By the way, I admire most things about America, especially the American revolution which almost uniquely demonstrated that you don't have to give up religion to be free. I do object to Americans misappropriating the achievements of others and the lies about history told by Hollywood. America has enough to be proud of without needing to exaggerate.

Burke said...

America's Revolutionary religion:

http://www.deism.com/

Not many "evangelicals" over here admit it, though.

Burke said...

The Daily Mail is still at it:

http://www.dailymail.co.uk/news/article-1210109/Prisoners-better-diet-Health-Service-hospital-patients-scientists-warn.html

Burke said...

Doc, this is pretty damning, and it doesn't come from the Daily Mail:

http://www.telegraph.co.uk/health/healthnews/6127514/Sentenced-to-death-on-the-NHS.html

It sounds a lot like the kind of thing you were writing right after you retired.

Terry Hamblin said...

But the Telegraph also has an agenda. Britain's answer to Fox News. I think this is about the Liverpool pathway for dying patients, which has been adopted world wide. Some retired doctors are complaining about the thinking being taken out of medicine, reducing it to box-ticking. I agree with that concern and have complained about it before on this blog. However, it is even more rife in America where unless the right boxes are ticked they get sued.
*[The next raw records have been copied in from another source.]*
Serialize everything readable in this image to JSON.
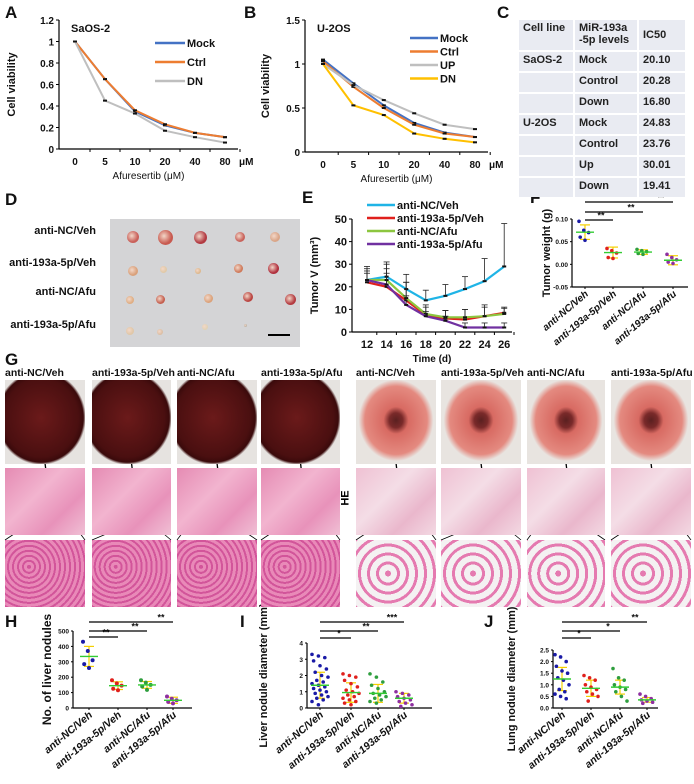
{
  "panel_letters": {
    "A": "A",
    "B": "B",
    "C": "C",
    "D": "D",
    "E": "E",
    "F": "F",
    "G": "G",
    "H": "H",
    "I": "I",
    "J": "J"
  },
  "group_labels": [
    "anti-NC/Veh",
    "anti-193a-5p/Veh",
    "anti-NC/Afu",
    "anti-193a-5p/Afu"
  ],
  "colors": {
    "mean_line": "#33cc33",
    "error_bar": "#f5d000"
  },
  "chart_data": [
    {
      "id": "A",
      "type": "line",
      "title": "SaOS-2",
      "xlabel": "Afuresertib (μM)",
      "ylabel": "Cell viability",
      "x_unit": "μM",
      "categories": [
        "0",
        "5",
        "10",
        "20",
        "40",
        "80"
      ],
      "ylim": [
        0,
        1.2
      ],
      "yticks": [
        "0",
        "0.2",
        "0.4",
        "0.6",
        "0.8",
        "1",
        "1.2"
      ],
      "legend": "top-right",
      "series": [
        {
          "name": "Mock",
          "color": "#4472c4",
          "values": [
            1.0,
            0.65,
            0.35,
            0.22,
            0.15,
            0.11
          ]
        },
        {
          "name": "Ctrl",
          "color": "#ed7d31",
          "values": [
            1.0,
            0.65,
            0.36,
            0.23,
            0.15,
            0.11
          ]
        },
        {
          "name": "DN",
          "color": "#bfbfbf",
          "values": [
            1.0,
            0.45,
            0.33,
            0.17,
            0.11,
            0.06
          ]
        }
      ]
    },
    {
      "id": "B",
      "type": "line",
      "title": "U-2OS",
      "xlabel": "Afuresertib (μM)",
      "ylabel": "Cell viability",
      "x_unit": "μM",
      "categories": [
        "0",
        "5",
        "10",
        "20",
        "40",
        "80"
      ],
      "ylim": [
        0,
        1.5
      ],
      "yticks": [
        "0",
        "0.5",
        "1",
        "1.5"
      ],
      "legend": "top-right",
      "series": [
        {
          "name": "Mock",
          "color": "#4472c4",
          "values": [
            1.05,
            0.78,
            0.53,
            0.33,
            0.22,
            0.17
          ]
        },
        {
          "name": "Ctrl",
          "color": "#ed7d31",
          "values": [
            1.03,
            0.74,
            0.5,
            0.31,
            0.21,
            0.17
          ]
        },
        {
          "name": "UP",
          "color": "#bfbfbf",
          "values": [
            1.0,
            0.76,
            0.59,
            0.44,
            0.31,
            0.26
          ]
        },
        {
          "name": "DN",
          "color": "#ffc000",
          "values": [
            1.0,
            0.53,
            0.42,
            0.21,
            0.15,
            0.11
          ]
        }
      ]
    },
    {
      "id": "C",
      "type": "table",
      "headers": [
        "Cell line",
        "MiR-193a -5p levels",
        "IC50"
      ],
      "rows": [
        [
          "SaOS-2",
          "Mock",
          "20.10"
        ],
        [
          "",
          "Control",
          "20.28"
        ],
        [
          "",
          "Down",
          "16.80"
        ],
        [
          "U-2OS",
          "Mock",
          "24.83"
        ],
        [
          "",
          "Control",
          "23.76"
        ],
        [
          "",
          "Up",
          "30.01"
        ],
        [
          "",
          "Down",
          "19.41"
        ]
      ]
    },
    {
      "id": "E",
      "type": "line",
      "xlabel": "Time (d)",
      "ylabel": "Tumor V (mm³)",
      "x": [
        12,
        14,
        16,
        18,
        20,
        22,
        24,
        26
      ],
      "ylim": [
        0,
        50
      ],
      "yticks": [
        "0",
        "10",
        "20",
        "30",
        "40",
        "50"
      ],
      "legend": "top",
      "series": [
        {
          "name": "anti-NC/Veh",
          "color": "#1fb4e6",
          "values": [
            23,
            24.5,
            19,
            14,
            16,
            19,
            22.5,
            29
          ],
          "error_top": [
            29,
            31,
            25.5,
            18.5,
            21,
            24.5,
            32.5,
            48
          ]
        },
        {
          "name": "anti-193a-5p/Veh",
          "color": "#e0201c",
          "values": [
            22,
            20,
            14,
            7.5,
            6,
            5.5,
            7,
            8.5
          ],
          "error_top": [
            28,
            28,
            22,
            11,
            9.5,
            10,
            12,
            11
          ]
        },
        {
          "name": "anti-NC/Afu",
          "color": "#8cc63f",
          "values": [
            23,
            23,
            15,
            8,
            6.5,
            6.5,
            7,
            8
          ],
          "error_top": [
            27,
            30,
            22,
            12,
            9.5,
            10,
            11,
            10.5
          ]
        },
        {
          "name": "anti-193a-5p/Afu",
          "color": "#7030a0",
          "values": [
            23,
            21,
            12,
            7,
            5,
            2,
            2,
            2
          ],
          "error_top": [
            26,
            26,
            16,
            9,
            7,
            4,
            4,
            4
          ]
        }
      ]
    },
    {
      "id": "F",
      "type": "scatter",
      "ylabel": "Tumor weight (g)",
      "categories": [
        "anti-NC/Veh",
        "anti-193a-5p/Veh",
        "anti-NC/Afu",
        "anti-193a-5p/Afu"
      ],
      "ylim": [
        -0.05,
        0.1
      ],
      "yticks": [
        "-0.05",
        "0.00",
        "0.05",
        "0.10"
      ],
      "means": [
        0.071,
        0.026,
        0.027,
        0.009
      ],
      "sd": [
        0.016,
        0.012,
        0.005,
        0.01
      ],
      "points": [
        [
          0.095,
          0.075,
          0.07,
          0.06,
          0.053
        ],
        [
          0.035,
          0.03,
          0.025,
          0.015,
          0.013
        ],
        [
          0.033,
          0.03,
          0.028,
          0.024,
          0.022
        ],
        [
          0.022,
          0.015,
          0.01,
          0.005,
          0.002
        ]
      ],
      "point_colors": [
        "#1a1aa6",
        "#e0201c",
        "#2e9e3e",
        "#8e2fa0"
      ],
      "significance": [
        {
          "from": 0,
          "to": 1,
          "label": "**"
        },
        {
          "from": 0,
          "to": 2,
          "label": "**"
        },
        {
          "from": 0,
          "to": 3,
          "label": "**"
        }
      ]
    },
    {
      "id": "H",
      "type": "scatter",
      "ylabel": "No. of liver nodules",
      "categories": [
        "anti-NC/Veh",
        "anti-193a-5p/Veh",
        "anti-NC/Afu",
        "anti-193a-5p/Afu"
      ],
      "ylim": [
        0,
        500
      ],
      "yticks": [
        "0",
        "100",
        "200",
        "300",
        "400",
        "500"
      ],
      "means": [
        335,
        145,
        150,
        50
      ],
      "sd": [
        65,
        25,
        22,
        20
      ],
      "points": [
        [
          430,
          370,
          310,
          285,
          260
        ],
        [
          180,
          160,
          145,
          125,
          115
        ],
        [
          180,
          165,
          150,
          140,
          118
        ],
        [
          75,
          60,
          50,
          40,
          30
        ]
      ],
      "point_colors": [
        "#1a1aa6",
        "#e0201c",
        "#2e9e3e",
        "#8e2fa0"
      ],
      "significance": [
        {
          "from": 0,
          "to": 1,
          "label": "**"
        },
        {
          "from": 0,
          "to": 2,
          "label": "**"
        },
        {
          "from": 0,
          "to": 3,
          "label": "**"
        }
      ]
    },
    {
      "id": "I",
      "type": "scatter",
      "ylabel": "Liver nodule diameter (mm)",
      "categories": [
        "anti-NC/Veh",
        "anti-193a-5p/Veh",
        "anti-NC/Afu",
        "anti-193a-5p/Afu"
      ],
      "ylim": [
        0,
        4
      ],
      "yticks": [
        "0",
        "1",
        "2",
        "3",
        "4"
      ],
      "means": [
        1.4,
        0.95,
        0.9,
        0.6
      ],
      "sd": [
        0.8,
        0.6,
        0.55,
        0.3
      ],
      "points": [
        [
          3.3,
          3.2,
          3.1,
          2.9,
          2.6,
          2.4,
          2.2,
          2.0,
          1.9,
          1.7,
          1.6,
          1.5,
          1.4,
          1.3,
          1.2,
          1.1,
          1.0,
          0.9,
          0.8,
          0.7,
          0.6,
          0.5,
          0.4,
          0.2
        ],
        [
          2.1,
          2.0,
          1.9,
          1.7,
          1.5,
          1.3,
          1.1,
          1.0,
          0.9,
          0.8,
          0.7,
          0.6,
          0.5,
          0.4,
          0.3,
          0.2
        ],
        [
          2.1,
          1.9,
          1.6,
          1.4,
          1.2,
          1.0,
          0.9,
          0.8,
          0.7,
          0.6,
          0.5,
          0.4,
          0.3
        ],
        [
          1.0,
          0.9,
          0.8,
          0.7,
          0.6,
          0.5,
          0.4,
          0.3,
          0.2,
          0.1
        ]
      ],
      "point_colors": [
        "#1a1aa6",
        "#e0201c",
        "#2e9e3e",
        "#8e2fa0"
      ],
      "significance": [
        {
          "from": 0,
          "to": 1,
          "label": "*"
        },
        {
          "from": 0,
          "to": 2,
          "label": "**"
        },
        {
          "from": 0,
          "to": 3,
          "label": "***"
        }
      ]
    },
    {
      "id": "J",
      "type": "scatter",
      "ylabel": "Lung nodule diameter (mm)",
      "categories": [
        "anti-NC/Veh",
        "anti-193a-5p/Veh",
        "anti-NC/Afu",
        "anti-193a-5p/Afu"
      ],
      "ylim": [
        0,
        2.5
      ],
      "yticks": [
        "0.0",
        "0.5",
        "1.0",
        "1.5",
        "2.0",
        "2.5"
      ],
      "means": [
        1.25,
        0.85,
        0.9,
        0.35
      ],
      "sd": [
        0.5,
        0.35,
        0.3,
        0.1
      ],
      "points": [
        [
          2.3,
          2.2,
          2.0,
          1.8,
          1.6,
          1.5,
          1.3,
          1.2,
          1.0,
          0.8,
          0.7,
          0.6,
          0.5,
          0.4
        ],
        [
          1.4,
          1.3,
          1.2,
          1.0,
          0.9,
          0.8,
          0.7,
          0.6,
          0.5,
          0.3
        ],
        [
          1.7,
          1.3,
          1.2,
          1.0,
          0.9,
          0.8,
          0.7,
          0.5,
          0.3
        ],
        [
          0.6,
          0.5,
          0.4,
          0.35,
          0.3,
          0.25,
          0.2
        ]
      ],
      "point_colors": [
        "#1a1aa6",
        "#e0201c",
        "#2e9e3e",
        "#8e2fa0"
      ],
      "significance": [
        {
          "from": 0,
          "to": 1,
          "label": "*"
        },
        {
          "from": 0,
          "to": 2,
          "label": "*"
        },
        {
          "from": 0,
          "to": 3,
          "label": "**"
        }
      ]
    }
  ],
  "panel_G": {
    "stain_label": "HE"
  }
}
I have read the letters from American doctors who have seen a simple stage 0 CLL patient for the first time. They are full of extraneous detail that has no relevance to the disease, because every box has to be ticked - and all that detail costs money. A five page letter looks impressive, but s simple "This patient has stage 0 CLL" is all that is needed in most cases. We really don't know the color of grandmother's bedsocks!